Belfast Telegraph

Almost one in three working-age adults in Northern Ireland jobless, says report

Joseph Rowntree Foundation said little progress had been made on reducing poverty.

Almost one in three working-age adults in Northern Ireland is jobless. a report showed.

Little progress has been made on reducing poverty and the country’s employment rate lags behind the rest of the UK, according to the Joseph Rowntree Foundation.

Those out of work are much more likely to face financial difficulties.

Campbell Robb, chief executive of the Foundation, said: “Northern Ireland has not seen the same benefits from rising employment as the rest of Great Britain, meaning more families are locked out of opportunities to build a decent, secure life.”

The organisation said employment rates for some groups within Northern Ireland were lower than in the rest of the UK.

Northern Ireland has not seen the same benefits from rising employment as the rest of Great Britain Campbell Robb, Joseph Rowntree Foundation

“The reason for this difference is much higher levels of people who are out of work for health reasons, caring or studying, rather than a difference in unemployment, which is only slightly higher.”

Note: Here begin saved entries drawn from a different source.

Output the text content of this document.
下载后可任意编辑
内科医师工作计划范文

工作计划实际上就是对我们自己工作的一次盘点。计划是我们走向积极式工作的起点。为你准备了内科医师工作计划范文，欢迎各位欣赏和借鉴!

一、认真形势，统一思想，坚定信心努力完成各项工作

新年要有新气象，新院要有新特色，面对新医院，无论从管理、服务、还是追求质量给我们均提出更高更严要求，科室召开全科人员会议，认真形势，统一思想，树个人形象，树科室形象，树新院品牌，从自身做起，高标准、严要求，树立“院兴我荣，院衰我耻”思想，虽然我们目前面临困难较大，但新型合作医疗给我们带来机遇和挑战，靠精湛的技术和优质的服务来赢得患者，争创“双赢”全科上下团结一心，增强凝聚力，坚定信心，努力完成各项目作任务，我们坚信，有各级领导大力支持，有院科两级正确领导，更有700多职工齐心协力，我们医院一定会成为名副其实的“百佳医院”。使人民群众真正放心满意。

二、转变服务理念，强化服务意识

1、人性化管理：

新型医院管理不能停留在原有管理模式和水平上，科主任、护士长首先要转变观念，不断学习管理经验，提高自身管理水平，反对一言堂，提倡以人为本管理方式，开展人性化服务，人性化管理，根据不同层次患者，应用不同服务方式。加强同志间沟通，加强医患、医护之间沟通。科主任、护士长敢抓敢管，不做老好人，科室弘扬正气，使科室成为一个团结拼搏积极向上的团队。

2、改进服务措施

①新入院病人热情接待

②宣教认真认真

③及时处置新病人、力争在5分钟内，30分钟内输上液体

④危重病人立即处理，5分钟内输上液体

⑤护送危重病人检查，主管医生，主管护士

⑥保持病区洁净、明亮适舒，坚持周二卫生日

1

The report said almost one in three adults out of work had made no progress on poverty over the last decade.

The Foundation launched its monitoring report, Poverty in Northern Ireland 2018.

Overall, 370,000 people live in scarcity, around one in five of the population – made up of 110,000 children, 220,000 working-age adults and 40,000 pensioners.

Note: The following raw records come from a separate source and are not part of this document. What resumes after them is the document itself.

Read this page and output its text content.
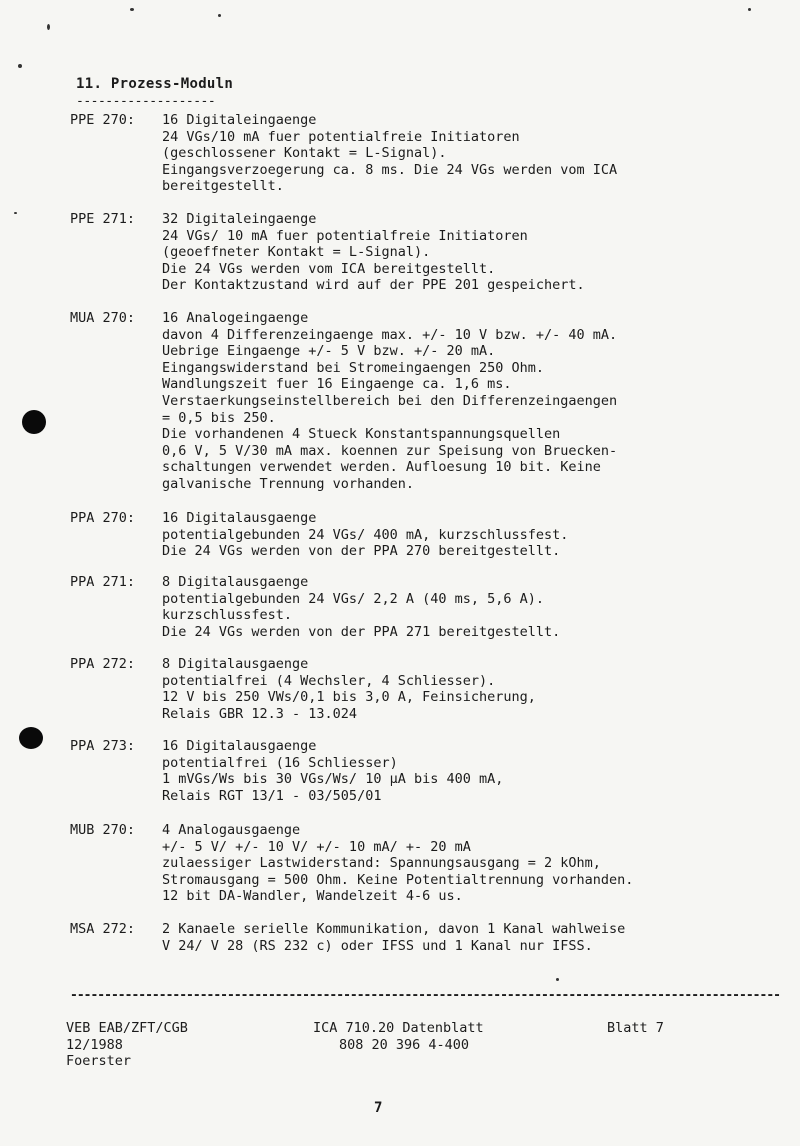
11. Prozess-Moduln
-------------------
PPE 270:	16 Digitaleingaenge
24 VGs/10 mA fuer potentialfreie Initiatoren
(geschlossener Kontakt = L-Signal).
Eingangsverzoegerung ca. 8 ms. Die 24 VGs werden vom ICA
bereitgestellt.
PPE 271:	32 Digitaleingaenge
24 VGs/ 10 mA fuer potentialfreie Initiatoren
(geoeffneter Kontakt = L-Signal).
Die 24 VGs werden vom ICA bereitgestellt.
Der Kontaktzustand wird auf der PPE 201 gespeichert.
MUA 270:	16 Analogeingaenge
davon 4 Differenzeingaenge max. +/- 10 V bzw. +/- 40 mA.
Uebrige Eingaenge +/- 5 V bzw. +/- 20 mA.
Eingangswiderstand bei Stromeingaengen 250 Ohm.
Wandlungszeit fuer 16 Eingaenge ca. 1,6 ms.
Verstaerkungseinstellbereich bei den Differenzeingaengen
= 0,5 bis 250.
Die vorhandenen 4 Stueck Konstantspannungsquellen
0,6 V, 5 V/30 mA max. koennen zur Speisung von Bruecken-
schaltungen verwendet werden. Aufloesung 10 bit. Keine
galvanische Trennung vorhanden.
PPA 270:	16 Digitalausgaenge
potentialgebunden 24 VGs/ 400 mA, kurzschlussfest.
Die 24 VGs werden von der PPA 270 bereitgestellt.
PPA 271:	8 Digitalausgaenge
potentialgebunden 24 VGs/ 2,2 A (40 ms, 5,6 A).
kurzschlussfest.
Die 24 VGs werden von der PPA 271 bereitgestellt.
PPA 272:	8 Digitalausgaenge
potentialfrei (4 Wechsler, 4 Schliesser).
12 V bis 250 VWs/0,1 bis 3,0 A, Feinsicherung,
Relais GBR 12.3 - 13.024
PPA 273:	16 Digitalausgaenge
potentialfrei (16 Schliesser)
1 mVGs/Ws bis 30 VGs/Ws/ 10 µA bis 400 mA,
Relais RGT 13/1 - 03/505/01
MUB 270:	4 Analogausgaenge
+/- 5 V/ +/- 10 V/ +/- 10 mA/ +- 20 mA
zulaessiger Lastwiderstand: Spannungsausgang = 2 kOhm,
Stromausgang = 500 Ohm. Keine Potentialtrennung vorhanden.
12 bit DA-Wandler, Wandelzeit 4-6 us.
MSA 272:	2 Kanaele serielle Kommunikation, davon 1 Kanal wahlweise
V 24/ V 28 (RS 232 c) oder IFSS und 1 Kanal nur IFSS.
--------------------------------------------------------------------------------------------------------
VEB EAB/ZFT/CGB
12/1988
Foerster
ICA 710.20 Datenblatt
808 20 396 4-400
Blatt 7
7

Poverty among pensioners has fallen considerably over the last decade, the research showed.

Families with children have seen steady or falling poverty rates, but working-age adults without children are at higher risk of poverty than 10 years ago.

The Foundation said raising the employment rate could lead to significant falls in poverty.

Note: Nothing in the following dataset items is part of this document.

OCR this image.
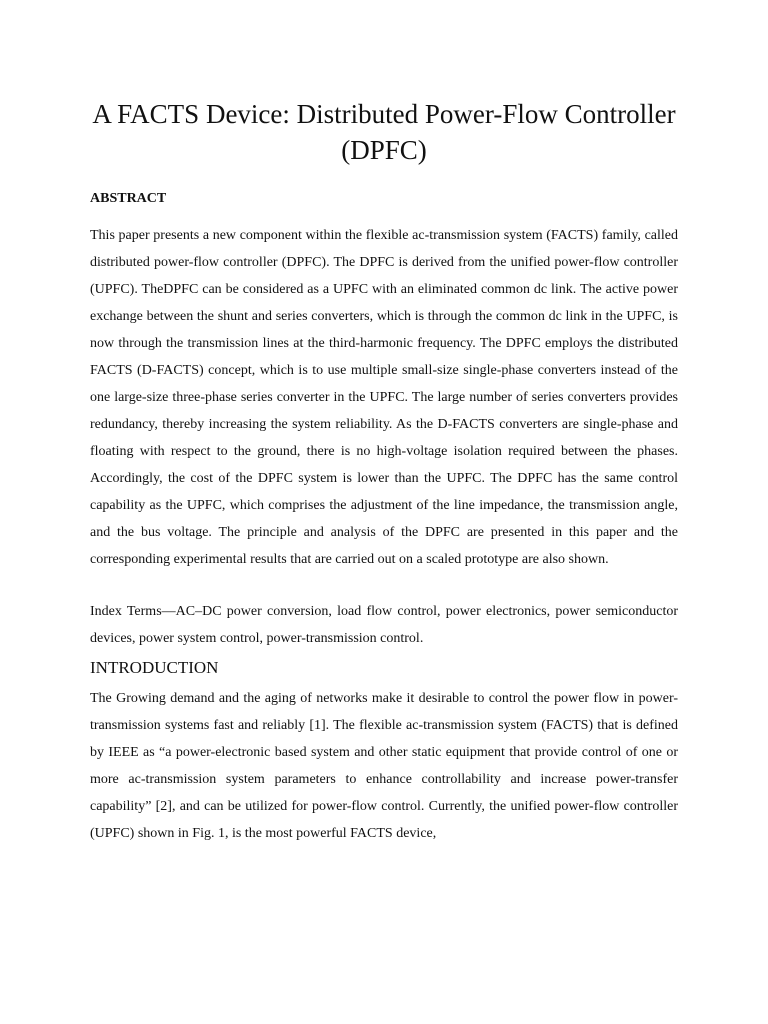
A FACTS Device: Distributed Power-Flow Controller (DPFC)
ABSTRACT

This paper presents a new component within the flexible ac-transmission system (FACTS) family, called distributed power-flow controller (DPFC). The DPFC is derived from the unified power-flow controller (UPFC). TheDPFC can be considered as a UPFC with an eliminated common dc link. The active power exchange between the shunt and series converters, which is through the common dc link in the UPFC, is now through the transmission lines at the third-harmonic frequency. The DPFC employs the distributed FACTS (D-FACTS) concept, which is to use multiple small-size single-phase converters instead of the one large-size three-phase series converter in the UPFC. The large number of series converters provides redundancy, thereby increasing the system reliability. As the D-FACTS converters are single-phase and floating with respect to the ground, there is no high-voltage isolation required between the phases. Accordingly, the cost of the DPFC system is lower than the UPFC. The DPFC has the same control capability as the UPFC, which comprises the adjustment of the line impedance, the transmission angle, and the bus voltage. The principle and analysis of the DPFC are presented in this paper and the corresponding experimental results that are carried out on a scaled prototype are also shown.

Index Terms—AC–DC power conversion, load flow control, power electronics, power semiconductor devices, power system control, power-transmission control.

INTRODUCTION

The Growing demand and the aging of networks make it desirable to control the power flow in power-transmission systems fast and reliably [1]. The flexible ac-transmission system (FACTS) that is defined by IEEE as “a power-electronic based system and other static equipment that provide control of one or more ac-transmission system parameters to enhance controllability and increase power-transfer capability” [2], and can be utilized for power-flow control. Currently, the unified power-flow controller (UPFC) shown in Fig. 1, is the most powerful FACTS device,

A statement said: “JRF is calling on the devolved and Westminster governments and businesses to work together to deliver an industrial strategy that creates more and better jobs.”

The report found:

– Northern Ireland has higher worklessness and lower employment than elsewhere and the proportion in poverty in workless households has increased slightly over time, in contrast to the rest of the UK.

– Over the last 20 years, employment rates in Northern Ireland have been consistently below the rest of the UK, about 5-7 percentage points lower than in England.

It fell from 70% in 2016 to 68% during the first quarter of last year.

– Scotland and Wales have closed the gap on England considerably, but Northern Ireland has fallen behind both countries – suggesting that the employment rate continues to be a major factor affecting poverty rates.

The report added: “Raising the employment rate could lead to poverty falling to a lower level than in the rest of the UK.”